[KAFKA-92] Kafka connector - Number of sink tasks Created: 22/Mar/20 Updated: 28/Oct/23 Resolved: 19/May/20 |
|
| Status: | Closed |
| Project: | Kafka Connector |
| Component/s: | Sink |
| Affects Version/s: | 1.0 |
| Fix Version/s: | 1.2.0 |
| Type: | Epic | Priority: | Major - P3 |
| Reporter: | Rajaramesh Yaramati | Assignee: | Ross Lawley |
| Resolution: | Fixed | Votes: | 1 |
| Labels: | None | ||
| Remaining Estimate: | Not Specified | ||
| Time Spent: | Not Specified | ||
| Original Estimate: | Not Specified | ||
| Environment: |
AWS EC2, Sharded cluster |
||
| Issue Links: |
|
||||
| Case: | (copied to CRM) | ||||
| Detailed Project Statuses: | Engineer(s): Ross This epic is more like a one off ticket. We converted this work to an epic so it showed up on our board for quarterly planning. |
||||
| Description |
|
Epic Summary SummaryThe Kafka sink connector only ever supports a single task.
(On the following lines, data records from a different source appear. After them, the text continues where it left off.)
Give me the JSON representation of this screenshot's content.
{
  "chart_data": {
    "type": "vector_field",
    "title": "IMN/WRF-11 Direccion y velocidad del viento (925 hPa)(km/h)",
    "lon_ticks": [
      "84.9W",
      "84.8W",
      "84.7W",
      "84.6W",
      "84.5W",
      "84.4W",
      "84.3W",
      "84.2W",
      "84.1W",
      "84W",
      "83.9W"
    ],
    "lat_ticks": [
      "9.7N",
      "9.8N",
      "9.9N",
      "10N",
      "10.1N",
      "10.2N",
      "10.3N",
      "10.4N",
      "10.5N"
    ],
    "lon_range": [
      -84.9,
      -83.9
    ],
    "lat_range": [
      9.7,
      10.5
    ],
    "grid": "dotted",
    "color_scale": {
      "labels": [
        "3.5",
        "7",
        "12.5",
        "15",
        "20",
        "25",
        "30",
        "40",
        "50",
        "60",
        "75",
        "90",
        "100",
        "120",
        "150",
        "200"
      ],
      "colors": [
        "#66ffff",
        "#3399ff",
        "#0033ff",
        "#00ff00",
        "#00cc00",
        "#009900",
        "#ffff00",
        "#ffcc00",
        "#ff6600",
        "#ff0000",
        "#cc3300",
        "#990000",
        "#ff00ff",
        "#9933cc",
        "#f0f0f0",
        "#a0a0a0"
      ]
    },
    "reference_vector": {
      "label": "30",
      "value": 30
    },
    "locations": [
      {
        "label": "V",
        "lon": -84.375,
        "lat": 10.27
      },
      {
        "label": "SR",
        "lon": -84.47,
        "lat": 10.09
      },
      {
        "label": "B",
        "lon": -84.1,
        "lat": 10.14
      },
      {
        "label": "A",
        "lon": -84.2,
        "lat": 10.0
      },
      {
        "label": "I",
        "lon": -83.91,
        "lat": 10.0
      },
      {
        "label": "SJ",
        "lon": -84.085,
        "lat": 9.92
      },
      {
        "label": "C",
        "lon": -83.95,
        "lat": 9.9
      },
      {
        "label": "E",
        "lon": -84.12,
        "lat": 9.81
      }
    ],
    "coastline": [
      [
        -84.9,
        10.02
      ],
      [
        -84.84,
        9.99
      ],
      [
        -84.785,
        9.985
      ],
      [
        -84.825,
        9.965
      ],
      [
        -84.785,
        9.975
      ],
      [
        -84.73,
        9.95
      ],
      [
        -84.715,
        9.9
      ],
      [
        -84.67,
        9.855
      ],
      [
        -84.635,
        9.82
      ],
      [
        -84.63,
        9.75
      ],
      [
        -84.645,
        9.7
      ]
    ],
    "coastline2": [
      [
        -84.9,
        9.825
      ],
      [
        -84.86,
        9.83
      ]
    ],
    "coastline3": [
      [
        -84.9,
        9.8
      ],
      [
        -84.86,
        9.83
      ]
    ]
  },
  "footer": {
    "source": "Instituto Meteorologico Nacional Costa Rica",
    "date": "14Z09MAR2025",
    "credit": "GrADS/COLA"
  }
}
Users should be able to use the tasks.max setting to increase parallelism with the connector:
Was: I am testing this MongoDB sink connector to migrate large datasets (multi-TB) from one mongodb cluster to mongodb another. A challenge I am facing is throughput on the sink side. Irrespective of task.max parameter, only one sink task is created. Then I found below 2 tickets related to limiting the number of sink tasks to only 1. In this case, how do I improve throughput on the sink side? Just curious to know why number of tasks should limit to one? Were there any plans to improve this? |
| Comments |
| Comment by Githook User [ 19/May/20 ] |
|
Author: {'name': 'Ross Lawley', 'email': 'ross.lawley@gmail.com', 'username': 'rozza'}Message: Allow the Sink connector to use multiple tasks Kafka Connect provides built-in support for parallelism and scalable data copying When using multiple tasks, data will be processeed out of order to the order of
|
| Comment by Martin Andersson [ 12/May/20 ] |
As long as there is only one task processing for each kafka partition (and tasks flush their data on a rebalance) then it seems to me that the connector would hold the same ordering guarantees as kafka (e.g. ordering is only guaranteed by topic-partition). As a user of this connector I wouldn't expect anything more. |
| Comment by Ross Lawley [ 12/May/20 ] |
|
PR: https://github.com/rozza/mongo-kafka/pull/17 For the sink we can give the control of processing the messages from a topic over to Kafka. So multiple tasks will be assigned messages based on their topic - partition automatically. The only complication is that tasks will process the messages as they see them and this can lead to out of order processing of data from a topic when using multiple tasks. That could be an issue depending on the users dataflow. |
| Comment by Alexey Menshikov [ 30/Apr/20 ] |
|
The customer is trying to reach 10k insert rate for 2kb documents, but seems like that's not possible using just one sink connector. The database better handles multiple inserting threads than just one. The ability to increase the level of parallelism should significantly increase the insertion rate. |
| Comment by Ross Lawley [ 01/Apr/20 ] |
|
I'm glad you were able to work around the issue and improve the parallelism,
This could be a future improvement to the connector that would stop the need for registering multiple connectors and allow the same as parallelism but with a single registered connector, by using a thread pool of workers, with one worker thread per topic. Ross |
| Comment by Rajaramesh Yaramati [ 31/Mar/20 ] |
|
Thank you, Ross Lawley, for addressing this ticket. For the use case (Data migration from one cluster to another) I am using, it required sequential write on target. I realized this only after getting to know the reason why only one sink task. Now I created topic per shared and at least I am getting sink task parallelisms equal to the number of shards. Can you please elaborate on what do you mean by "We could also potentially use a thread pool of workers mapped per topic to improve the concurrency across topics."? Thanks, Rajaramesh Yaramati |
| Comment by Ross Lawley [ 31/Mar/20 ] |
|
Thanks for the ticket, at the moment only a single task is used when writing data to MongoDB. This is by design to ensure that all writes are sequential and ordered as seen on the topic. If you are watching multiple topics then it may be more efficient to set up a connector per topic, as that would improve the concurrency of the operations. Do you require all writes to happen sequentially and in order? If that is not the case then potentially a new feature could be added to allow this. Kind Regards, Ross Lawley |